Since the over contribution is only $6500. It was part of the $12k contribution from Sept. that caused it. At 1% penalty per month, it would be $65 per month. So 4 months from Sept to Dec. would be $260. Not just seniors who don’t know all the rules about TFSA. Even young people make mistakes too.
I agree with you 100%.

It is up to the person regardless of age to understand their investment and the rules concerning them. Also, if someone is maxing out another person's TFSA, information should have been passed to the other person to make sure that he/she understands that this was done and that the person has no contribution room left for the year.

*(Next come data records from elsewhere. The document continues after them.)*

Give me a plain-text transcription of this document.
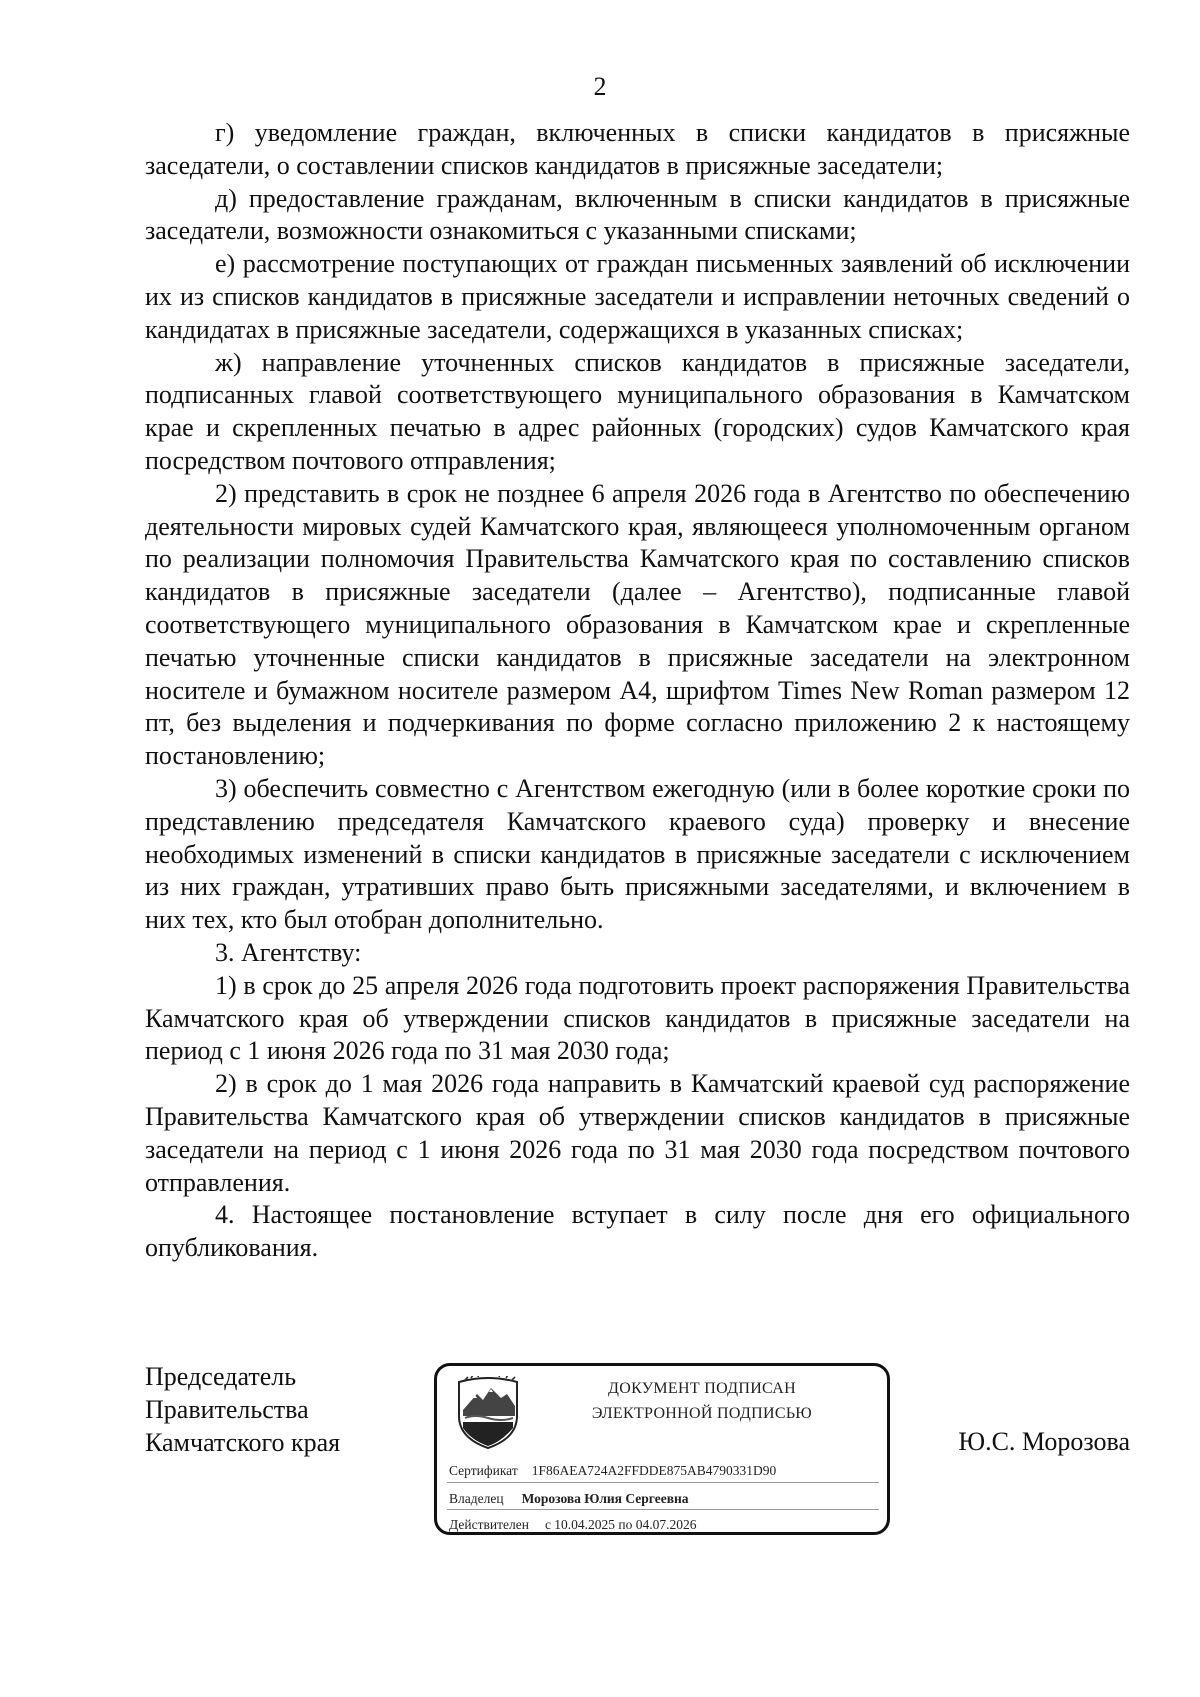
2

г) уведомление граждан, включенных в списки кандидатов в присяжные заседатели, о составлении списков кандидатов в присяжные заседатели;

д) предоставление гражданам, включенным в списки кандидатов в присяжные заседатели, возможности ознакомиться с указанными списками;

е) рассмотрение поступающих от граждан письменных заявлений об исключении их из списков кандидатов в присяжные заседатели и исправлении неточных сведений о кандидатах в присяжные заседатели, содержащихся в указанных списках;

ж) направление уточненных списков кандидатов в присяжные заседатели, подписанных главой соответствующего муниципального образования в Камчатском крае и скрепленных печатью в адрес районных (городских) судов Камчатского края посредством почтового отправления;

2) представить в срок не позднее 6 апреля 2026 года в Агентство по обеспечению деятельности мировых судей Камчатского края, являющееся уполномоченным органом по реализации полномочия Правительства Камчатского края по составлению списков кандидатов в присяжные заседатели (далее – Агентство), подписанные главой соответствующего муниципального образования в Камчатском крае и скрепленные печатью уточненные списки кандидатов в присяжные заседатели на электронном носителе и бумажном носителе размером А4, шрифтом Times New Roman размером 12 пт, без выделения и подчеркивания по форме согласно приложению 2 к настоящему постановлению;

3) обеспечить совместно с Агентством ежегодную (или в более короткие сроки по представлению председателя Камчатского краевого суда) проверку и внесение необходимых изменений в списки кандидатов в присяжные заседатели с исключением из них граждан, утративших право быть присяжными заседателями, и включением в них тех, кто был отобран дополнительно.

3. Агентству:

1) в срок до 25 апреля 2026 года подготовить проект распоряжения Правительства Камчатского края об утверждении списков кандидатов в присяжные заседатели на период с 1 июня 2026 года по 31 мая 2030 года;

2) в срок до 1 мая 2026 года направить в Камчатский краевой суд распоряжение Правительства Камчатского края об утверждении списков кандидатов в присяжные заседатели на период с 1 июня 2026 года по 31 мая 2030 года посредством почтового отправления.

4. Настоящее постановление вступает в силу после дня его официального опубликования.

Председатель
Правительства
Камчатского края
ДОКУМЕНТ ПОДПИСАН
ЭЛЕКТРОННОЙ ПОДПИСЬЮ
Сертификат 1F86AEA724A2FFDDE875AB4790331D90
Владелец Морозова Юлия Сергеевна
Действителен с 10.04.2025 по 04.07.2026
Ю.С. Морозова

I am the first person to blame banks for errors that they make but the TFSA contributions for the most part are errors done by the investor

Similarly, a bank can tell someone that their GIC investment is only earning 1.00% which isn't much and they can do much better with mutual funds or ETFs. The person without knowing anything about ETFs and mutual funds then decides to invest in highly volatile sector funds as he/she sees past returns over 10% and the investment drops by over 10% this current calendar year due to the COVID-19 issue. I see this as the person's mistake (regardless of the person's age) for investing in something that he/she knew nothing about.

I wasn't privy to the conversation at the bank and as the saying goes, there are 3 sides to every story but I feel that people need to take responsibility for their own actions.